Cheryl Hallenbeck, who lives on 15th Street, said she and her neighbors “chase drunks out of our yards, have had attempted break-ins from drunken patrons who think they’re at their own homes, drunks walking around our balconies, peering into our upstairs windows” at two or three in the morning.“

We clean up liquor bottles and undergarments and put up with screaming, fights, blaring radios and worse from 10 p.m. and into the wee hours on an ongoing basis,” she added.

Councilwoman Ellie Haviland questioned how the ordinance would give the city more resources for patrol and enforcement. She said a first step should be to have a presence downtown “to figure out what is going on.”

Councilwoman Sherryl Parks called the proposal a “big hammer” on two businesses.
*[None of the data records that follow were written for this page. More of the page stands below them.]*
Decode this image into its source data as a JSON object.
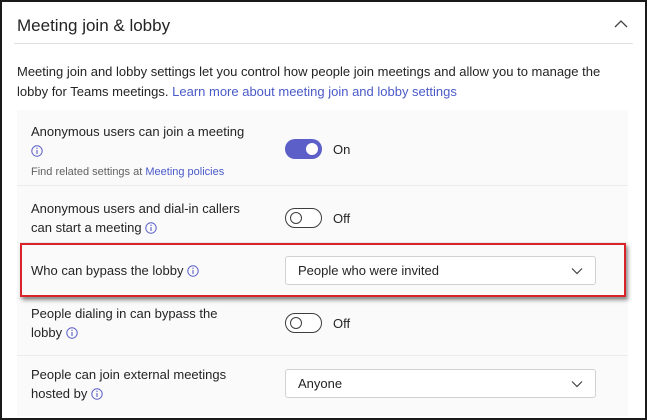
{
  "section": {
    "title": "Meeting join & lobby",
    "description": "Meeting join and lobby settings let you control how people join meetings and allow you to manage the lobby for Teams meetings.",
    "learn_more_link": "Learn more about meeting join and lobby settings"
  },
  "settings": {
    "anonymous_join": {
      "label": "Anonymous users can join a meeting",
      "sub_prefix": "Find related settings at",
      "sub_link": "Meeting policies",
      "toggle_state": "On"
    },
    "anonymous_start": {
      "label_line1": "Anonymous users and dial-in callers",
      "label_line2": "can start a meeting",
      "toggle_state": "Off"
    },
    "bypass_lobby": {
      "label": "Who can bypass the lobby",
      "value": "People who were invited"
    },
    "dialin_bypass": {
      "label_line1": "People dialing in can bypass the",
      "label_line2": "lobby",
      "toggle_state": "Off"
    },
    "external_meetings": {
      "label_line1": "People can join external meetings",
      "label_line2": "hosted by",
      "value": "Anyone"
    }
  },
  "colors": {
    "accent": "#5b5fc7",
    "link": "#4a5ac8",
    "highlight": "#d9232a"
  },
  "icons": [
    "chevron-up-icon",
    "info-icon",
    "chevron-down-icon"
  ]
}
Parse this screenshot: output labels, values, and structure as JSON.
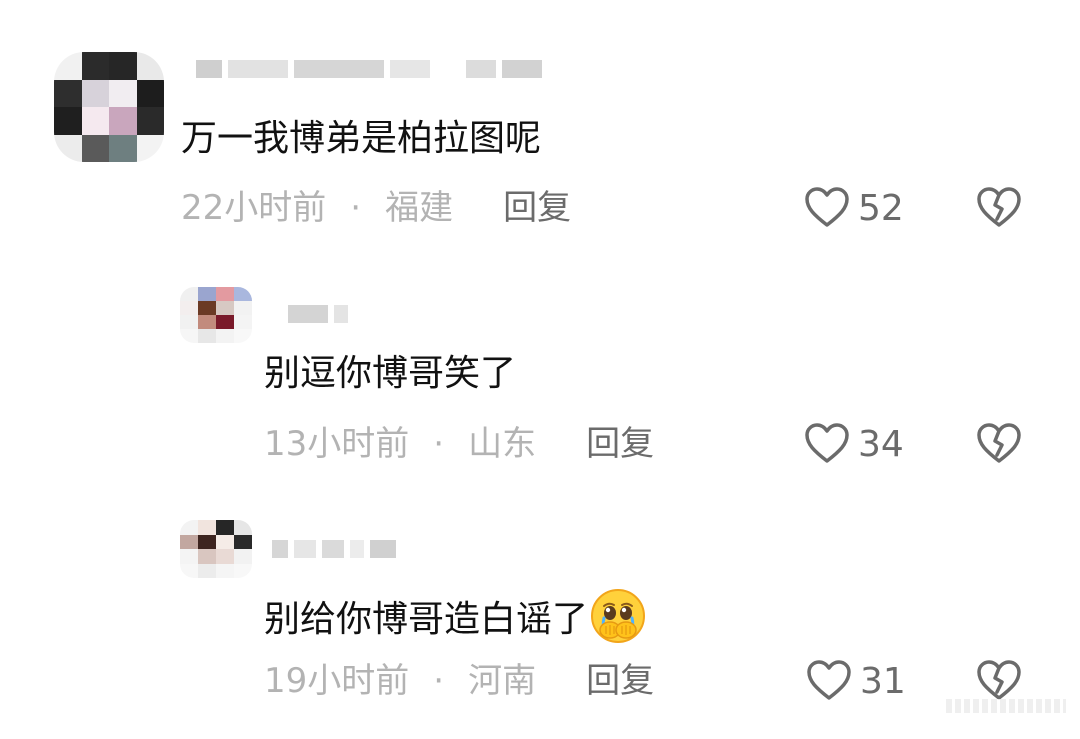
{
  "comments": [
    {
      "text": "万一我博弟是柏拉图呢",
      "time": "22小时前",
      "location": "福建",
      "reply_label": "回复",
      "likes": "52"
    },
    {
      "text": "别逗你博哥笑了",
      "time": "13小时前",
      "location": "山东",
      "reply_label": "回复",
      "likes": "34"
    },
    {
      "text": "别给你博哥造白谣了",
      "time": "19小时前",
      "location": "河南",
      "reply_label": "回复",
      "likes": "31",
      "emoji": "crying-hands-over-mouth-emoji"
    }
  ],
  "separator": "·",
  "icons": {
    "like": "heart-outline-icon",
    "dislike": "broken-heart-icon"
  },
  "colors": {
    "text": "#111111",
    "meta": "#b3b3b3",
    "reply": "#6b6b6b",
    "icon": "#6b6b6b",
    "emoji": "#ffd13b"
  }
}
“Unlike Encinitas we only have a moderate number of businesses,” she said. “I think this is a big hammer to put on our business community. … A more modest approach than this one is necessary at this time. This is a big reach.”

Council members directed staff to research the cost of increasing patrols and enforcement. They plan to work with the DMVA and BSAC to see if there are additional business-friendly means to control the problem.